Locals have also been asking for bike lanes on Clark Street for ages, but there was insufficient road width for even conventional bike lanes, let alone protected lanes, without stripping car parking. If conventional lanes had been installed, buses and trucks wouldn’t have fit within the travel lanes. So CDOT instead striped dashed bike lanes, which allow drivers to cross the dashed line if necessary.

Not everyone one is a fan this treatment, but, in my experience, drivers tend to stay out of the dashed bike lanes on Milwaukee Avenue in Wicker Park, giving cyclists more room to ride away from parked car doors, so they’re a modest upgrade from shared-lane markings (bike-and-chevron symbols.) But as private car use falls in the future, hopefully it will be possible to swap a parking lane for protected lanes.

Photo: John Greenfield
New dashed bike lane on Clark Street. Photo: John Greenfield

In fact, Andersonville Chamber of Commerce director Sara Dinges said that the new Andersonville streetscape was inspired by the Wicker Park project. “They’re both dense commercial districts with many modes of travel. It worked well in Wicker Park, so they thought it would be a good approach here as well.” She said the response to the bump-outs from locals has been mixed so far, but noted that the project is only partially completed.

Current 48th Ward alderman Harry Osterman noted that portions of Clark Street were torn up for long periods of time for water main work, but now that that’s over, the goal was to “create an environment that supports the heavy bike and pedestrian traffic” on Clark. While some folks aren’t thrilled about the aesthetics of the bump-outs at the moment, Osterman said the appearance may be improved with colored street paint and planters “so the street will look warm and friendly and inviting.”

Photo: John Greenfield
Photo: John Greenfield

“Like anything, people are getting used to it, but at the end of the day it’s going to make Andersonville more walkable and bikeable, so that’s good for the community,” the alderman added.
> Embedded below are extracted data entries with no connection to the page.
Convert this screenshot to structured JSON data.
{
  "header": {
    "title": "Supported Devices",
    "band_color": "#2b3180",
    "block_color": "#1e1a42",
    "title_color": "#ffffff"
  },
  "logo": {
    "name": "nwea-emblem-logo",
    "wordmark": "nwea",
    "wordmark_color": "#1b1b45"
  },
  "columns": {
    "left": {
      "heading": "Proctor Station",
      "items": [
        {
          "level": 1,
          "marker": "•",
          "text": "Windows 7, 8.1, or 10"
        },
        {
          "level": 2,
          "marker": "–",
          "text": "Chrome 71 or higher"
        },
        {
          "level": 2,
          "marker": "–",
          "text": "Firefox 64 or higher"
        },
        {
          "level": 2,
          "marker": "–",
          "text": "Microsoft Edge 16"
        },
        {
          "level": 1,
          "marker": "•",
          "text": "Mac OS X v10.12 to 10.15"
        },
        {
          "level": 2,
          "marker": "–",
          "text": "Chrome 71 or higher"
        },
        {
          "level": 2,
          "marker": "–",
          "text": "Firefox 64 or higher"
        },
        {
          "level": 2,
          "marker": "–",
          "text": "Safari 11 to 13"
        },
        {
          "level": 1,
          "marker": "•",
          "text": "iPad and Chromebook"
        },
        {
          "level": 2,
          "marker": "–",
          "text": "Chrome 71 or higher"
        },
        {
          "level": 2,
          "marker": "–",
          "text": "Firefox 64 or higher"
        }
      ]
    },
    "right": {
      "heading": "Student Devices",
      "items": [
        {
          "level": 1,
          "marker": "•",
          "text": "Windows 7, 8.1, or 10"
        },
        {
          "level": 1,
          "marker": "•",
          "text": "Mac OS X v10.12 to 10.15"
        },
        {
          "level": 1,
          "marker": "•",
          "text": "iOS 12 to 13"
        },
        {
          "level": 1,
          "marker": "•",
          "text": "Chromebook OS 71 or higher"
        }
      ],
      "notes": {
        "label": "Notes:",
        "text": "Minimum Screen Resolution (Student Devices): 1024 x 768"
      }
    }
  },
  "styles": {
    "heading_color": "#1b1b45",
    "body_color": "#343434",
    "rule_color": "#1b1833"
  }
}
So why haven’t the bump-outs resulted a vicious backlash this time around? “This is not the first [complete streets project] we’ve done,” Osterman said. “This is like the 20th thing we’ve done.” He pointed to projects like the Argyle shared street and the Glenwood greenway. “There’s a growing acceptance for this kind of thing.”

The alderman added that he’s currently in talks with CDOT and current 40th Ward alderman Andre Vasquez about doing a road diet on Clark Street between Hollywood and Devon avenues, possibly with physically protected bike lanes. “North of Gethsamane [garden store, at Victoria Street], Clark meets up with Ashland Avenue and it just becomes a sea of asphalt.” They held a planning charrette to brainstorm ideas with community members about a week ago.

In addition, Osterman said he’s looking at possibilities for new east-west bike routes to help connect Clark Street with neighborhoods to the west. With all the walking and biking improvements in the works, it’s clear that that this is not your grandfather and grandmother’s Andersonville.